On the last page of Vanity Fair every month is "Proust's Questionnaire", in which some celebrity (Shirley MacLaine! Gore Vidal! Liza Minelli!) answers an identical list of queries. "What's your favorite journey?" ("New York to Paris, unquestionably") "What do you most value in a man?" ("Courage, strength and a sense of humor") "What do you most value in a woman?" ("Beauty, grace and a sense of humor") and my very favorite, "What's your most overused phrase?"
To that, I realized the other day, after trying to thread a needle three times unsuccessfully, my own answer, were Vanity Fair ever to come calling, would be "God fucking damn it." I say it a lot. Mostly in my head or at least under my breath, but a lot. Almost any time I'm confronted with frustration great or small, my first response is "God fucking damn it" before I plunge in and try to right the wrong.
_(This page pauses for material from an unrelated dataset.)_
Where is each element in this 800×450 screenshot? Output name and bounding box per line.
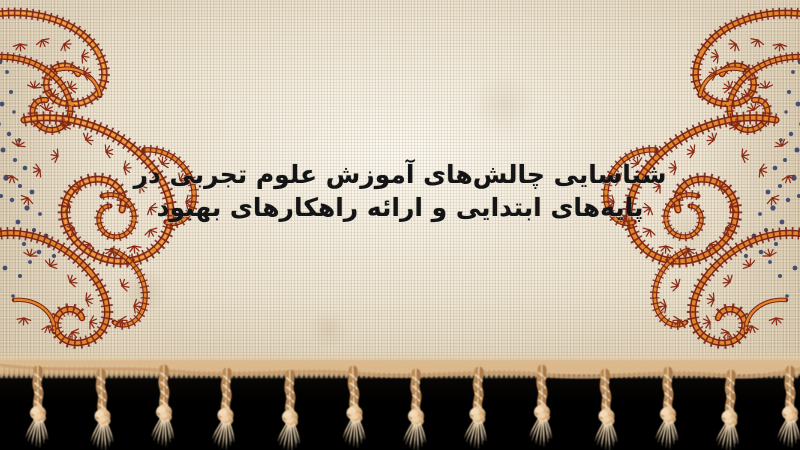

It's a ridiculous collection of words. What does it mean, beyond stringing together as much blasphemy as possible? Packing in the foul? But, for whatever reason, when I'm faced with the kid's dirty, discarded clothing on the floor of their bedroom or a duvet I just put on the comforter inside-out, or a trail of small, muddy footprints leading from the front door down the hall, it's somehow satisfying, somehow comforting to unleash this particular compact package of profanity.
I was washing the dishes the other day - it seems like I'm always washing the dishes - when a glass slipped out of my pink rubber-gloved hand and shattered in the sink. "God fucking damn it," I breathed. Lana, puzzling through her math homework at the counter looked up in surprise and amusement. I grinned at her. "Silly, right?" I said, "Silly thing to say?"
"God fucking damn it", she said, grinning, too, abandoning her arithmetic to retrieve a paper bag in which to put the shards.